I’ve had a couple tubs of Thai curry paste kicking around in my fridge since the summer. But when butternut squash came into season this year, I started putting them into heavy rotation. I love butternut squash soup as it is, but lately I’ve been liking my winter squash on the spicy side. So I make a very simple soup–just leeks, garlic, ginger, and squash, plus enough broth to make it soupy–and add a little dollop of curry paste. Squash loves curry in all forms, and its sweetness really welcomes the spiciness of Thai curry. It makes for a really terrific soup.
I’ve used red and green curry here, and they were both great. The red curry is a cleaner, sourer heat, and I find I need a little less paste to do the job. Green curry is richer, darker, maybe slightly less spicy, and I use a little more of it to really zing. In either case, the effect is both surprising and subtle: lots of fire up front and a quiet thrum of curry in the background.
The soup is nice enough on its own, but adding a little pile of fried shallots to each bowl really makes it special. Pureed squash can be a bit sugary and boring on its own, and the fried shallots add a lovely crackly-crisp texture and bittersweet contrast that I just love. If you’re serving the whole batch of soup at once, I’d suggest frying all the shallots right in the soup pot, then using the shallot-infused oil to make the soup. But if, like me, you like making soup ahead of time and freezing it for later, just fry up a little batch of shallots whenever you’re ready to eat.
I’m not normally one for adding cream to pureed soups, but this soup really benefits from something rich stirred in at the end. The curry paste I use is very spicy, and it needs a bit of fat to tame it so that the other flavors come through. Coconut milk is the obvious choice, but I don’t always want to open a whole can just to use a drizzle. I’ve finished this soup with different dairy and non-dairy milks, depending on what was in my fridge at the time, and it comes out great every time. The recipe includes a bunch of options; use what you like, or what you’ve got on hand. It’s that kind of soup.
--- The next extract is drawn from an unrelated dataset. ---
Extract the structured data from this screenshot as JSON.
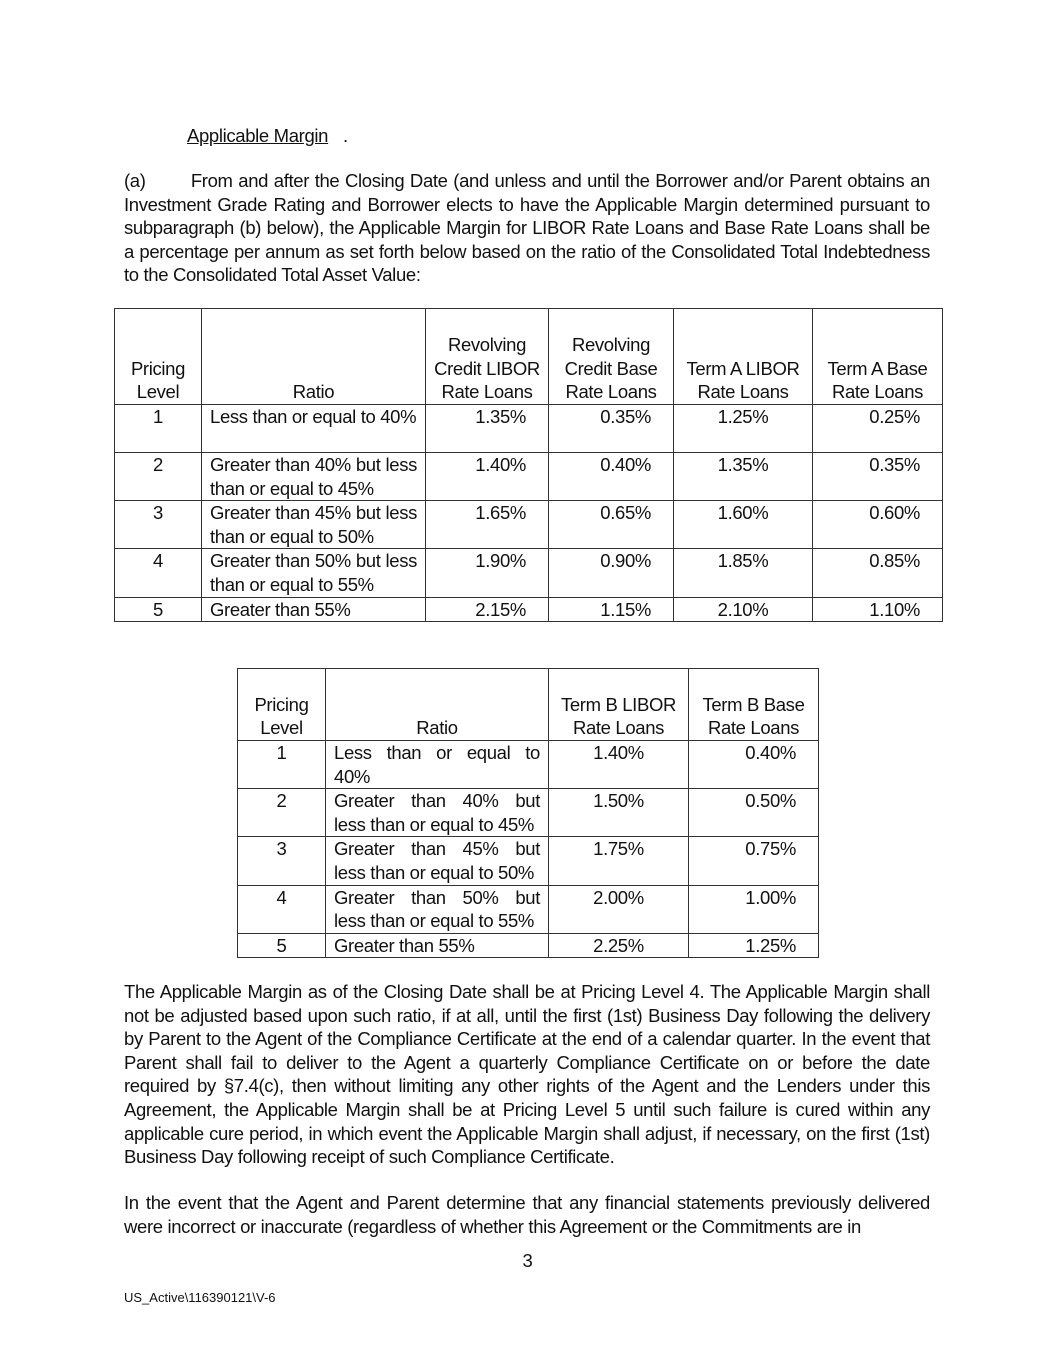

Thai Curry Butternut Squash Soup with Fried Shallots (serves 4)
Adapted loosely from Williams-Sonoma
Note: I use Mae Ploy brand curry paste, which contains shrimp. The soup can easily be made vegan by using a vegetarian curry paste and non-dairy milk.
1 tbsp coconut, peanut, or vegetable oil
1 large or 2 small leeks, white and light green parts only, washed and thickly sliced
Salt to taste
1 tbsp minced or finely grated fresh ginger
2 large or 4 small garlic cloves, minced
1 quart (4 cups) vegetable broth
1-3 tsp Thai curry paste (red, yellow, or green), to taste
1 1/2 – 2 lb butternut squash (about 1 medium squash), peeled, seeded, and cut into 2-inch cubes
To finish the soup:
2 medium shallots
1 tbsp coconut, peanut, or vegetable oil
1/2 cup heavy cream, half-and-half, coconut milk, almond milk, or plain yogurt, or to taste
1 tbsp freshly squeezed lime juice (about half a lime’s worth), or to taste
Chopped fresh cilantro or Thai basil for garnish (optional)
In a large stockpot, heat olive oil over medium heat. Add leek and a pinch of salt and sweat for about 5 minutes, or until translucent. Add ginger and garlic and cook, stirring frequently, for another 30 seconds to a minute, or until fragrant. Add vegetable broth, curry paste, and squash. Bring to a boil, then reduce the heat to keep at a steady simmer. Cover and simmer for 30-40 minutes, or until the squash is completely tender.
Puree the soup using an immersion blender, or transfer to a blender and puree in batches. Cover and let stand for 15 minutes to let the flavors mingle. (You can also let the soup cool completely, then transfer it to an airtight container and refrigerate or freeze it–see instructions at the end of the recipe.)
When you’re ready to serve the soup, thinly slice the shallots and separate the slices into rings. Heat oil in a small frying pan or skillet over medium-high heat. Fry the shallot rings, stirring frequently, for about 5 minutes, or until the shallots are deeply browned and crisp. Remove the shallots from the pan with a slotted spoon and set on a paper towel-lined plate to drain. Reheat the soup and stir in cream or milk and lime juice, then season with salt to taste. Ladle into bowls and top with fried shallots and herbs.
Make ahead/leftovers: Like most curry-type things, this soup gets even better with time. It will keep in an airtight container in the refrigerator for up to a week, or in the freezer for up to 3 months. Wait to add the lime juice and the cream or milk until just before serving.